A sharp focus on access also means thinking about the ways in which we’ll support patients and caregivers once a therapy is approved. We have built a robust patient support program that helps patients understand information about their condition and their treatment, coordinate logistics for prescription dispenses, and keep them informed during the insurance approval process. The program is designed to help patients feel less overwhelmed and alone in what we know can be a challenging moment of being prescribed a new treatment.

A Call To Action For Our Industry

At Insmed, our aim is simple: to pursue first- and best-in-class therapies that stand to make the greatest impact for patients. If we are to advance truly transformative therapies, particularly in small and underserved populations, we must be willing to rethink our approach to clinical development. That means designing trials rooted in science and what matters to patients, bringing care pathways closer to communities, and incorporating access considerations every step of the way.

This approach is central to how we operate today and how we plan for the future. But true progress requires collective movement. I encourage our industry peers, academic partners, regulators, and patient groups to join us in building a clinical development ecosystem that is more informed by the patient community’s expertise and more adaptive to the complexities of real-world care.

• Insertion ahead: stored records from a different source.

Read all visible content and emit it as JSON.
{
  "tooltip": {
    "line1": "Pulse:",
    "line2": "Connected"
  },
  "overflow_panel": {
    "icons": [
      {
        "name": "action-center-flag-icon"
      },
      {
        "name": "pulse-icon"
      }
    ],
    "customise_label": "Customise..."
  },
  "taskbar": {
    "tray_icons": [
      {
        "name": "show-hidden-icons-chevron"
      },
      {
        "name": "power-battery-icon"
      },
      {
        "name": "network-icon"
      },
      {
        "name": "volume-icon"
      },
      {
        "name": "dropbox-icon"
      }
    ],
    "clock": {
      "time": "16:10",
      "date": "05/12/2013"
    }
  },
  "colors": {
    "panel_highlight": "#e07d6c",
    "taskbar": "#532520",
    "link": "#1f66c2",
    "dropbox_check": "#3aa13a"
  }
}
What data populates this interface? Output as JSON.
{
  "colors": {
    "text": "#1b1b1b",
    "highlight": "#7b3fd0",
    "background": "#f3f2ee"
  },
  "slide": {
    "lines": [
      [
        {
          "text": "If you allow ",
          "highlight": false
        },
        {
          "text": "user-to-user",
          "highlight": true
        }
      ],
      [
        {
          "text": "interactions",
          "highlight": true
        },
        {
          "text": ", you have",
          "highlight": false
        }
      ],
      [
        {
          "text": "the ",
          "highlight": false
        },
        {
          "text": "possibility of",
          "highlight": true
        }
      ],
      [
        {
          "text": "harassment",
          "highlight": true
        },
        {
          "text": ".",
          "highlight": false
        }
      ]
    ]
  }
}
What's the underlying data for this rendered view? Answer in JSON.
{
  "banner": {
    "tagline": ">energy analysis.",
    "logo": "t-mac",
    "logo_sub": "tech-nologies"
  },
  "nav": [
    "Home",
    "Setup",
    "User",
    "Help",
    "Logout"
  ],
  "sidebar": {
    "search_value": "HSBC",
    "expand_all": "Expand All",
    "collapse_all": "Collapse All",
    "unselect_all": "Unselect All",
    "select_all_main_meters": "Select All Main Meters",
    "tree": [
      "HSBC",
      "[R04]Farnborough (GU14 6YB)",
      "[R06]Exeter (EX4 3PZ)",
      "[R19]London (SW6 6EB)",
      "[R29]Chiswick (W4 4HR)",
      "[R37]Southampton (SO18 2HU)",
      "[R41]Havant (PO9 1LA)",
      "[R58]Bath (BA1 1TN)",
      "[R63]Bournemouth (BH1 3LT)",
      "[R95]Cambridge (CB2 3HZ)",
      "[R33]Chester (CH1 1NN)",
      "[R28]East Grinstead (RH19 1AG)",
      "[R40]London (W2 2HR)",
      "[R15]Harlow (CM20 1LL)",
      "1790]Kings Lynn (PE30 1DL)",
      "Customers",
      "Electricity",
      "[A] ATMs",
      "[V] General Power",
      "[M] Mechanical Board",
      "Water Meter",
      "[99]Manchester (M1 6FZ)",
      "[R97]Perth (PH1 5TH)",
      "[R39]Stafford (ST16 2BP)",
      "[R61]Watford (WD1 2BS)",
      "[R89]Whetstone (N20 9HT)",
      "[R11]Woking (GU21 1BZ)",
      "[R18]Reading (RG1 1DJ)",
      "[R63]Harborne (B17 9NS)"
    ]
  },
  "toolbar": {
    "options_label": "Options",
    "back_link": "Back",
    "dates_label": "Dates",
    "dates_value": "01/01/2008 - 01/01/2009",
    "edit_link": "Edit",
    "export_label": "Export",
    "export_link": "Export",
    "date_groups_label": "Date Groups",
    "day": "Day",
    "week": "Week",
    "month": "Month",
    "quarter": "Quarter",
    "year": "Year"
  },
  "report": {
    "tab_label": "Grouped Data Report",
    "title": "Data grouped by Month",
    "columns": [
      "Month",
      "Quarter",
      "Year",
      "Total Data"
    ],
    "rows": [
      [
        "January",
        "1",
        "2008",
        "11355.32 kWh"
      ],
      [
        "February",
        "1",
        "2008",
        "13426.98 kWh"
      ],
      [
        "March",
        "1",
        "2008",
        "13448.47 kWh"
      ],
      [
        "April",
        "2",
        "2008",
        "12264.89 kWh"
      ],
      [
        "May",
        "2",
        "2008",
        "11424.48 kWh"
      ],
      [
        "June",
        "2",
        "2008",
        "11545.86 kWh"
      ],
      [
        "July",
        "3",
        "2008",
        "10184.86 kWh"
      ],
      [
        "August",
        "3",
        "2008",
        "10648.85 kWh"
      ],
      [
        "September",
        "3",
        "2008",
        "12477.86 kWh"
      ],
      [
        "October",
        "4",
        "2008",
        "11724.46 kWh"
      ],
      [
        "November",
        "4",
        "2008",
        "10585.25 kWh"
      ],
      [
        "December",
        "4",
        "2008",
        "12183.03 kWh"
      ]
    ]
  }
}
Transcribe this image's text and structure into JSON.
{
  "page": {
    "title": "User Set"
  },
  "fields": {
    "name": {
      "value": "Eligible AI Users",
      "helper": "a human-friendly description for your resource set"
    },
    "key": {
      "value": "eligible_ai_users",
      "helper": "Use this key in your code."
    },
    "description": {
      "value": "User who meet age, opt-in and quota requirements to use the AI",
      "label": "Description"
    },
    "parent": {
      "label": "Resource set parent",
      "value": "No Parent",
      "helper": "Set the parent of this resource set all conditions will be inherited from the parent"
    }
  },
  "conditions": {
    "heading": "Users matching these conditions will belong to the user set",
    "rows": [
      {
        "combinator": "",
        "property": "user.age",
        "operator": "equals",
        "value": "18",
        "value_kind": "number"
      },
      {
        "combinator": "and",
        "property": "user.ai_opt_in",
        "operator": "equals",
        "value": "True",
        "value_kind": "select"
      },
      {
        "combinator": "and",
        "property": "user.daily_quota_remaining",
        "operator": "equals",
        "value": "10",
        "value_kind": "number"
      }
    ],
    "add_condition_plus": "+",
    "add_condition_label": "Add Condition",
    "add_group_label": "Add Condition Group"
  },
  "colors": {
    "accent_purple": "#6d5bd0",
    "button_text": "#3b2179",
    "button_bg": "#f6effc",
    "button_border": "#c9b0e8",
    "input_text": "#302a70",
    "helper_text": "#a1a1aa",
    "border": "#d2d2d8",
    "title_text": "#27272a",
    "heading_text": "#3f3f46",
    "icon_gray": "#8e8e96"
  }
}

Patients have waited long enough, and their needs must serve as our North Star. By aligning our scientific ambition with genuine commitment to patient partnership, we can build a clinical research enterprise that serves the people who need it most.

References:

1. Mehl KR, Morain SR, Largent EA. The Importance of Including Underserved Populations in Research. Pharmaceut Med. 2025 Mar;39(2):59-71. doi: 10.1007/s40290-025-00562-1. Epub 2025 Apr 1. PMID: 40169528; PMCID: PMC11980435. Available at: https://pmc.ncbi.nlm.nih.gov/articles/PMC11980435/

About The Author:

Martina Flammer, MD, MBA, joined Insmed as chief medical officer in December 2019, bringing more than 17 years of industry experience in both medical and commercial roles. She has launched global brands and managed pipeline portfolios across therapeutic areas and geographies, including the U.S., Europe, Japan, and China. Prior to joining Insmed, Martina was head of corporate division customer value, senior vice president, at Boehringer Ingelheim International. Previous roles at Boehringer Ingelheim include vice president clinical development & medical affairs, specialty care business unit, and chief medical officer, vice president of medicine, regulatory affairs & pharmacovigilance, Boehringer Ingelheim Canada. Martina previously held commercial and medical roles at Pfizer. She has a medical degree from the University of Vienna Medical School, Austria, and completed post-doctoral training in internal and emergency medicine. She also holds a an MBA from New York University Stern School of Business.